# Two Variances or Standard Deviations

In [21]:
import numpy as np
import pandas as pd
from scipy.stats import f

file_path = '~/Documents/UNT/csce5310/houston-aqi-2010-2021.csv'
df = pd.read_csv(file_path)

In [9]:
pressure_compare = df[['avg_pressure', 'avg_wind', 'avg_temperature']].values
print(f"Standard Deviation Pressure: {round(pressure_compare[:, 0].std(), 2)} (variance={round(pressure_compare[:, 0].var(), 2)})")
print(f"Standard Deviation Wind: {round(pressure_compare[:, 1].std(), 2)} (variance={round(pressure_compare[:, 1].var(), 2)})")
print(f"Standard Deviation Temperature: {round(pressure_compare[:, 2].std(), 2)} (variance={round(pressure_compare[:, 2].var(), 2)})")

Standard Deviation Pressure: 5.99 (variance=35.92)
Standard Deviation Wind: 2.21 (variance=4.89)
Standard Deviation Temperature: 13.81 (variance=190.85)


In [10]:
n = 100

def get_random_sample(variable):
    return np.random.choice(pressure_compare[:, variable], size=n, replace=False)

## Pressure vs Wind

### Hypothesis Test

In [19]:
alpha = 0.05
pressure_samples = get_random_sample(0)
wind_samples = get_random_sample(1)
pressure_var = np.var(pressure_samples, ddof=1)
wind_var = np.var(wind_samples, ddof=1)
s1, s2 = sorted([pressure_var, wind_var], reverse=True) 
f_statistic = s1 / s2
degrees_of_freedom = (n - 1,) * 2
p_value = f.sf(f_statistic, *degrees_of_freedom)
critical_value = f.ppf(1 - alpha / 2, *degrees_of_freedom)
print(f'The sample variances are {round(pressure_var, 2)} (for pressure) and {round(wind_var, 2)} (for wind)')
print(f'The sample standard deviations are {round(np.sqrt(pressure_var), 2)} (for pressure) and {round(np.sqrt(wind_var), 2)} (for wind)')
print(f'The degrees of freedom is {degrees_of_freedom}')
print(f'The f-statistic is: {f_statistic}')
print(f'The p-value is: {p_value}')
print(f'The critical value is: {critical_value}')

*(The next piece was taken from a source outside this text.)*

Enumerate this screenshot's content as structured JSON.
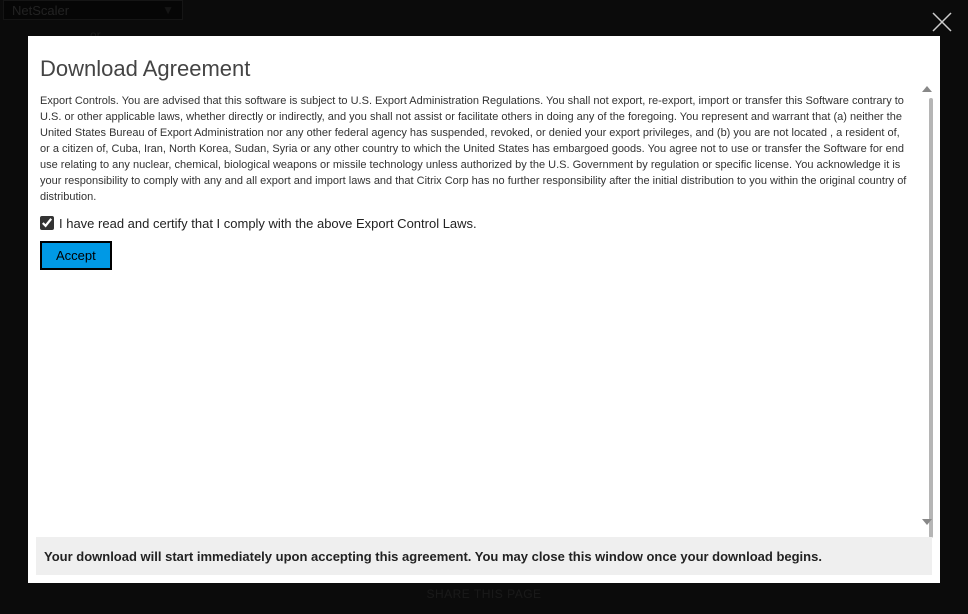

The sample variances are 37.78 (for pressure) and 5.88 (for wind)
The sample standard deviations are 6.15 (for pressure) and 2.42 (for wind)
The degrees of freedom is (99, 99)
The f-statistic is: 6.427827450296863
The p-value is: 2.0911451344265867e-18
The critical value is: 1.486233767619293


Since the p-value is  greater than 0.05, it follows for this two-tailed test that there is not sufficient evidence to warrant rejection about the claim that the two standard deviations are equal.

### Confidence Interval

In [39]:
ci_var_ratio = 1 / f.ppf(1 - alpha / 2, *degrees_of_freedom), f.ppf(1 - alpha / 2, *degrees_of_freedom)
var_difference = pressure_var - wind_var
std_difference = np.sqrt(pressure_var) - np.sqrt(wind_var)
print(f'The difference between sample variances is: {round(var_difference, 3)}')
print(f'The difference between sample standard deviations is: {round(std_difference, 3)}')
print(f'The confidence interval for variance is: ({round(var_difference - ci_var_ratio[0] * f_statistic, 3)}, {round(var_difference + ci_var_ratio[1] * f_statistic, 3)})')
print(f'The confidence interval for standard deviation is: ({round(std_difference - np.sqrt(ci_var_ratio[0] * f_statistic), 3)}, {round(std_difference + np.sqrt(ci_var_ratio[1] * f_statistic), 3)})')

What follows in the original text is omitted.